Ce dimanche 18 Mai était jour d’élections en Grèce. Les électeurs étaient, en effet, appelés à renouveler les conseils des 325 municipalités ainsi que ceux des 13 régions. Ces élections locales favorisent traditionnellement les partis qui se sont littéralement partagés le pays depuis la fin de la guerre civile en 1949, le Pasok et la Nouvelle démocratie (ND). Pourtant, malgré un clientélisme effréné de ces deux partis, le principal enseignement de ce scrutin est la forte poussée de la coalition Syriza. Un succès d’autant plus important qu’il n’avait pas été prévu par les instituts de sondages.
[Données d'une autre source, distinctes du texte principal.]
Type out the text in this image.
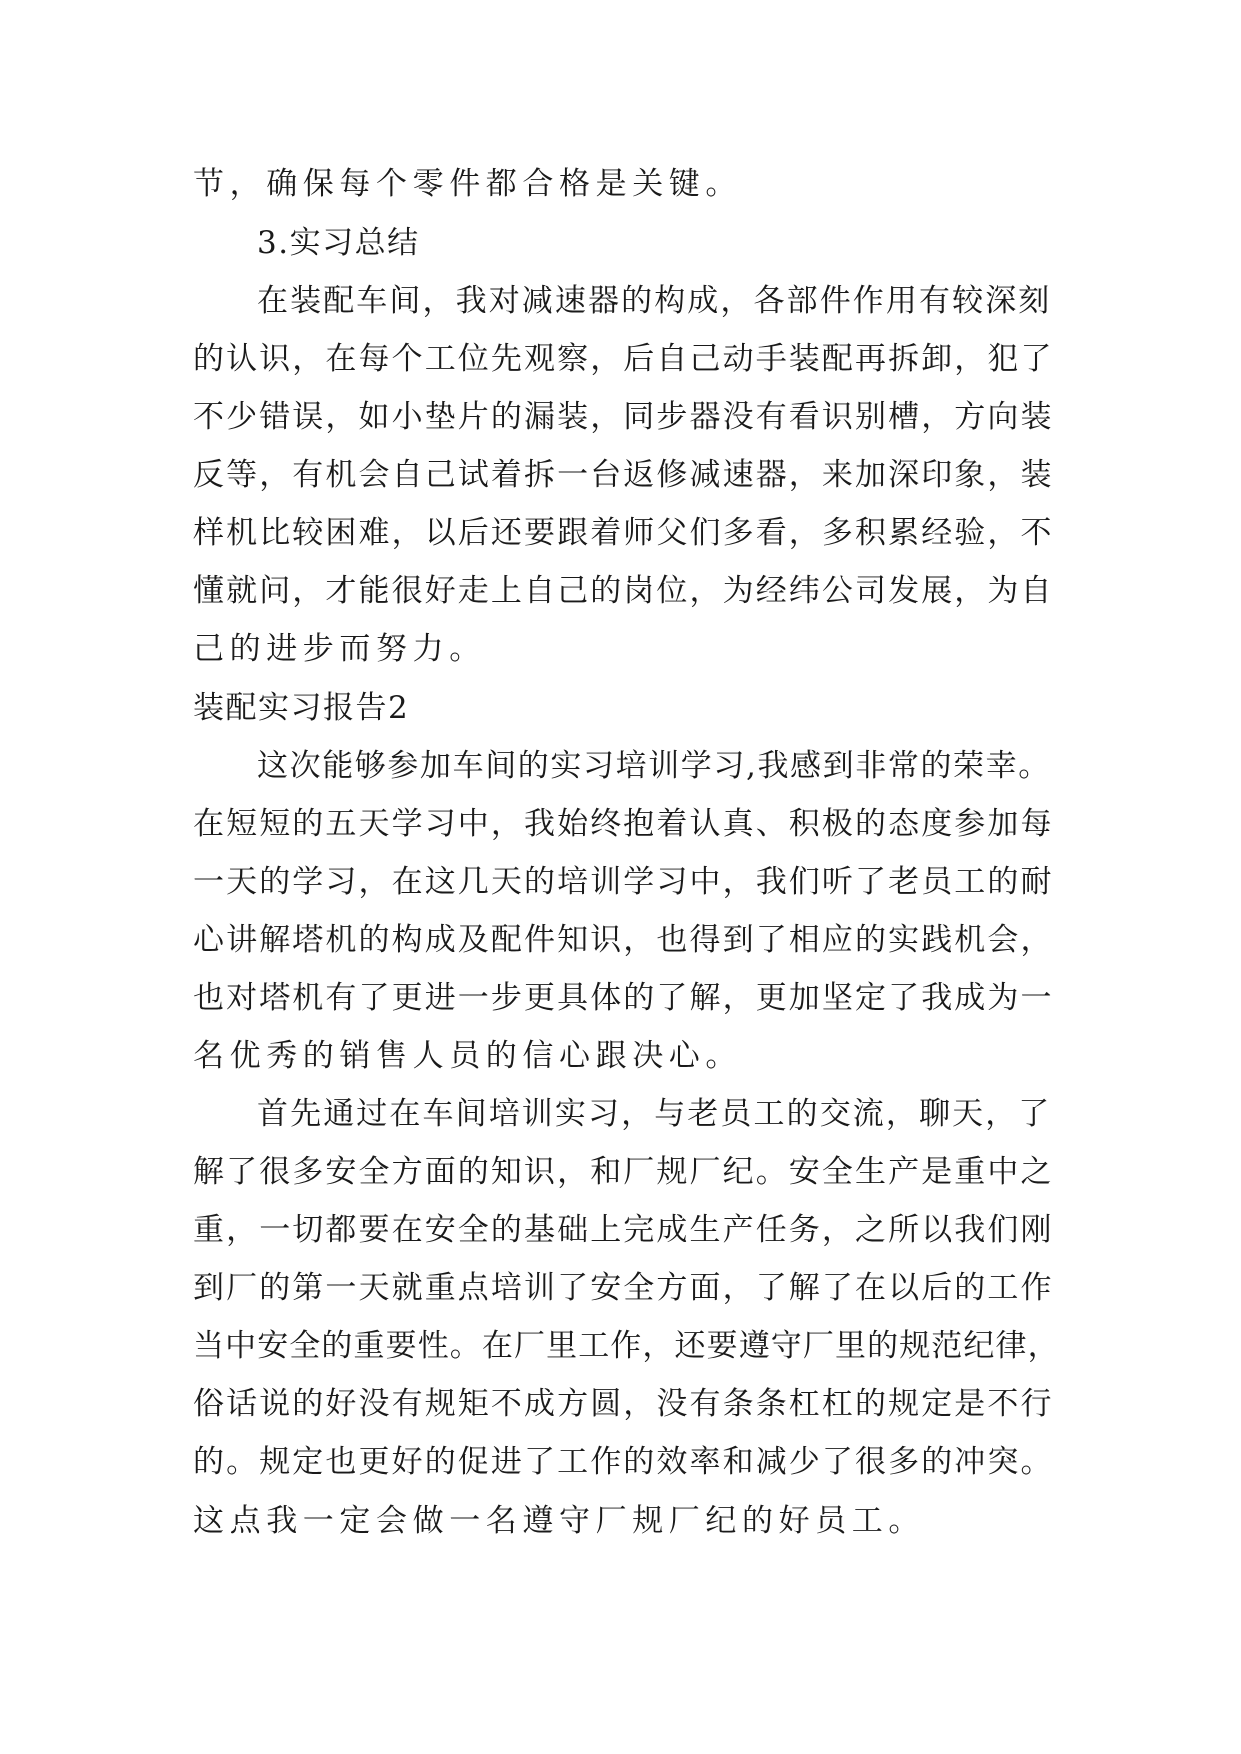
节，确保每个零件都合格是关键。
3.实习总结
在装配车间，我对减速器的构成，各部件作用有较深刻
的认识，在每个工位先观察，后自己动手装配再拆卸，犯了
不少错误，如小垫片的漏装，同步器没有看识别槽，方向装
反等，有机会自己试着拆一台返修减速器，来加深印象，装
样机比较困难，以后还要跟着师父们多看，多积累经验，不
懂就问，才能很好走上自己的岗位，为经纬公司发展，为自
己的进步而努力。
装配实习报告2
这次能够参加车间的实习培训学习,我感到非常的荣幸。
在短短的五天学习中，我始终抱着认真、积极的态度参加每
一天的学习，在这几天的培训学习中，我们听了老员工的耐
心讲解塔机的构成及配件知识，也得到了相应的实践机会，
也对塔机有了更进一步更具体的了解，更加坚定了我成为一
名优秀的销售人员的信心跟决心。
首先通过在车间培训实习，与老员工的交流，聊天，了
解了很多安全方面的知识，和厂规厂纪。安全生产是重中之
重，一切都要在安全的基础上完成生产任务，之所以我们刚
到厂的第一天就重点培训了安全方面，了解了在以后的工作
当中安全的重要性。在厂里工作，还要遵守厂里的规范纪律，
俗话说的好没有规矩不成方圆，没有条条杠杠的规定是不行
的。规定也更好的促进了工作的效率和减少了很多的冲突。
这点我一定会做一名遵守厂规厂纪的好员工。
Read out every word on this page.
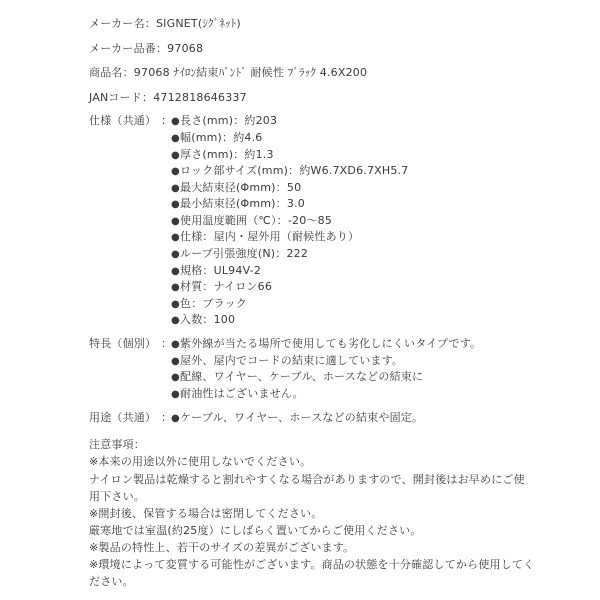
メーカー名：SIGNET(ｼｸﾞﾈｯﾄ)
メーカー品番：97068
商品名：97068 ﾅｲﾛﾝ結束ﾊﾞﾝﾄﾞ 耐候性 ﾌﾞﾗｯｸ 4.6X200
JANコード：4712818646337
仕様（共通） ：
●長さ(mm)：約203
●幅(mm)：約4.6
●厚さ(mm)：約1.3
●ロック部サイズ(mm)：約W6.7XD6.7XH5.7
●最大結束径(Φmm)：50
●最小結束径(Φmm)：3.0
●使用温度範囲（℃）：-20～85
●仕様：屋内・屋外用（耐候性あり）
●ループ引張強度(N)：222
●規格：UL94V-2
●材質：ナイロン66
●色：ブラック
●入数：100
特長（個別） ：
●紫外線が当たる場所で使用しても劣化しにくいタイプです。
●屋外、屋内でコードの結束に適しています。
●配線、ワイヤー、ケーブル、ホースなどの結束に
●耐油性はございません。
用途（共通） ：
●ケーブル、ワイヤー、ホースなどの結束や固定。
注意事項：
※本来の用途以外に使用しないでください。
ナイロン製品は乾燥すると割れやすくなる場合がありますので、開封後はお早めにご使
用下さい。
※開封後、保管する場合は密閉してください。
厳寒地では室温(約25度）にしばらく置いてからご使用ください。
※製品の特性上、若干のサイズの差異がございます。
※環境によって変質する可能性がございます。商品の状態を十分確認してから使用してく
ださい。
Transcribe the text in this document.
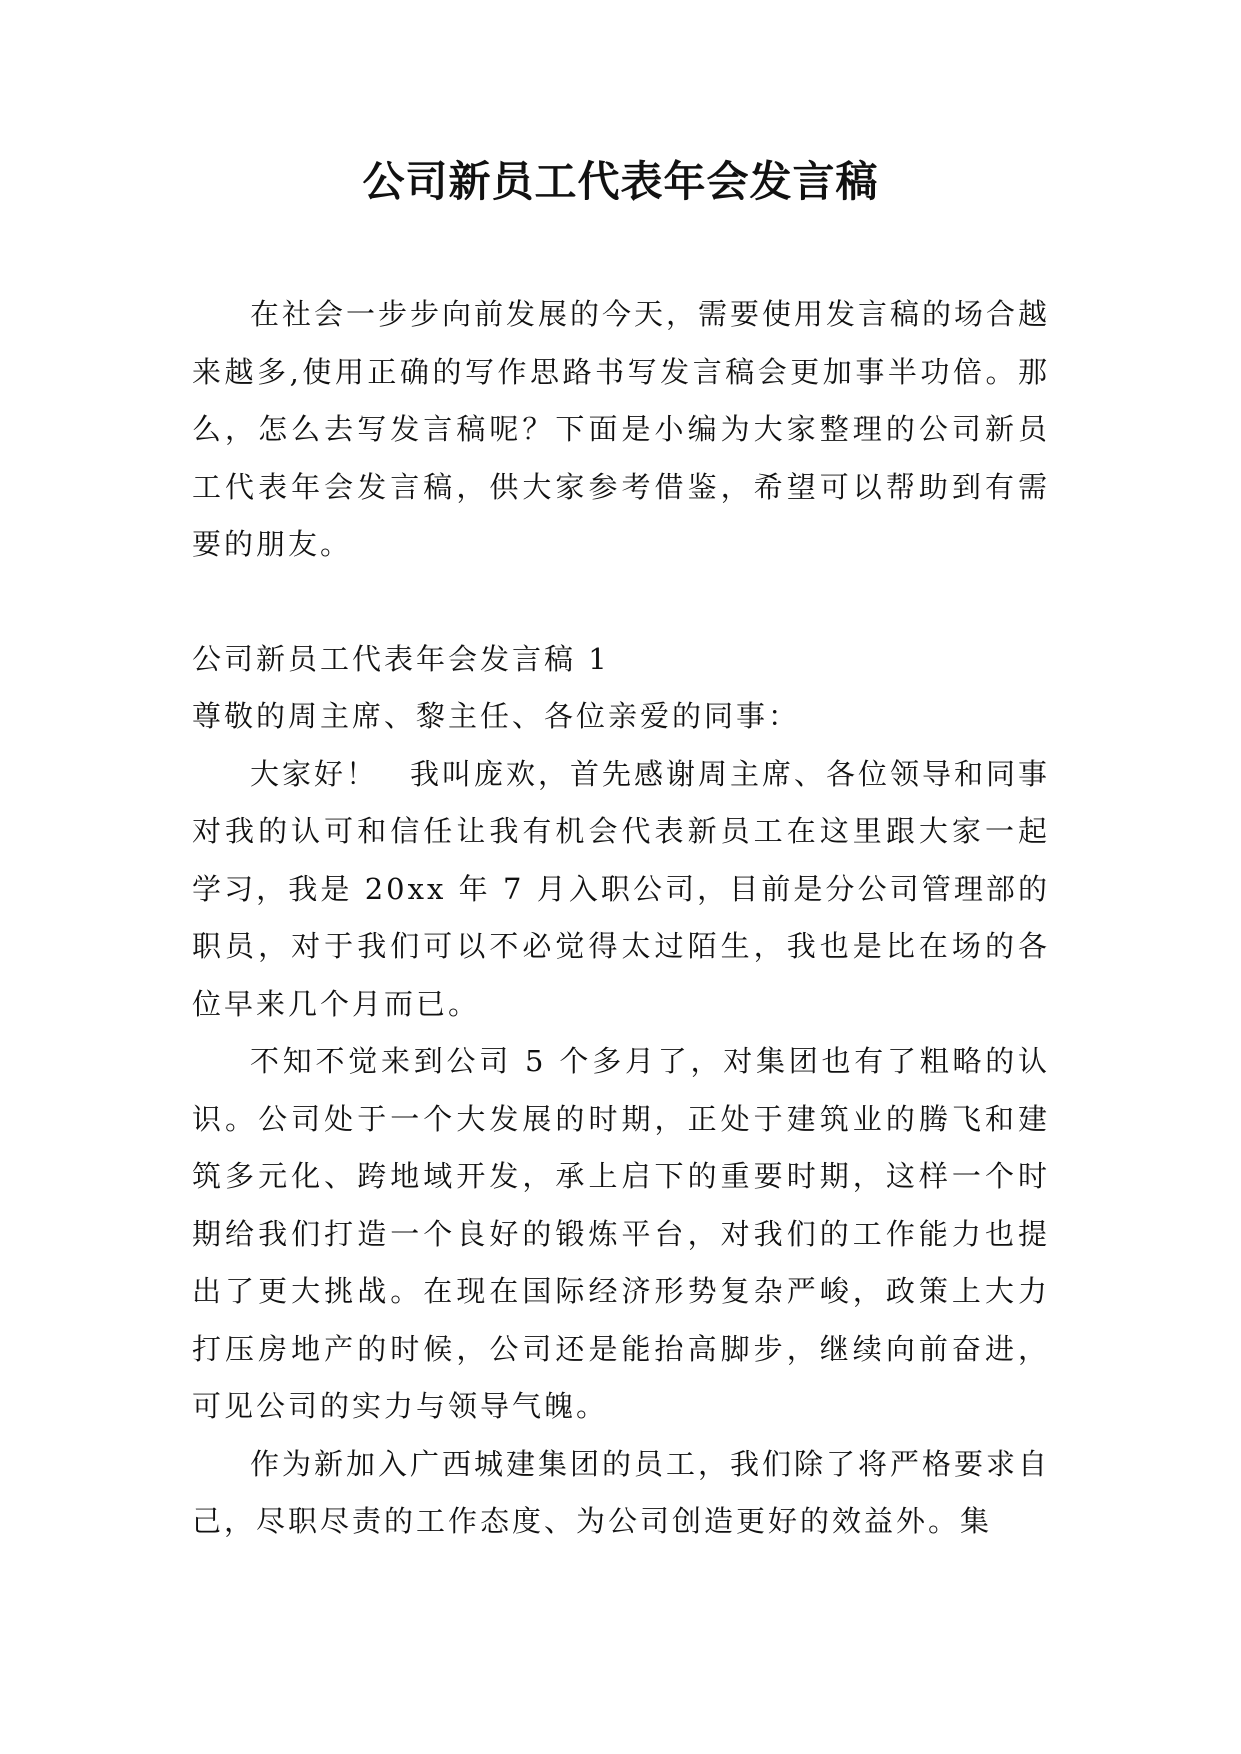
公司新员工代表年会发言稿

在社会一步步向前发展的今天，需要使用发言稿的场合越来越多,使用正确的写作思路书写发言稿会更加事半功倍。那么，怎么去写发言稿呢？下面是小编为大家整理的公司新员工代表年会发言稿，供大家参考借鉴，希望可以帮助到有需要的朋友。

公司新员工代表年会发言稿 1

尊敬的周主席、黎主任、各位亲爱的同事：

大家好！　我叫庞欢，首先感谢周主席、各位领导和同事对我的认可和信任让我有机会代表新员工在这里跟大家一起学习，我是 20xx 年 7 月入职公司，目前是分公司管理部的职员，对于我们可以不必觉得太过陌生，我也是比在场的各位早来几个月而已。

不知不觉来到公司 5 个多月了，对集团也有了粗略的认识。公司处于一个大发展的时期，正处于建筑业的腾飞和建筑多元化、跨地域开发，承上启下的重要时期，这样一个时期给我们打造一个良好的锻炼平台，对我们的工作能力也提出了更大挑战。在现在国际经济形势复杂严峻，政策上大力打压房地产的时候，公司还是能抬高脚步，继续向前奋进，可见公司的实力与领导气魄。

作为新加入广西城建集团的员工，我们除了将严格要求自己，尽职尽责的工作态度、为公司创造更好的效益外。集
Syriza en tête dans la région de l’Attique

L’Attique, la région d’Athènes, représente environ 30% de la population grecque, c’est donc une région clef. Avec 23,73%, la candidate de Syriza, Rena Dourou arrive en tête devançant le président sortant, Yanis Sgouros soutenu par le Pasok qui obtient lui 22,19%. À Athènes, le maire sortant Georgios Kaminis (Pasok) et Gavriil Sakellaridis (Syriza) sont au coude à coude avec 21,05% contre 20%. Dans la capitale, le parti du Premier ministre recueille pour sa part 16,91%, et les néo-nazis d’Aube Dorée dépassent les 16%. Dans d’autres régions comme le Péloponèse, l’Épire, en Grèce centrale, Syriza est arrivé en seconde position. Partout, la progression est nette, parfois impressionnante (voir le détail des résultats).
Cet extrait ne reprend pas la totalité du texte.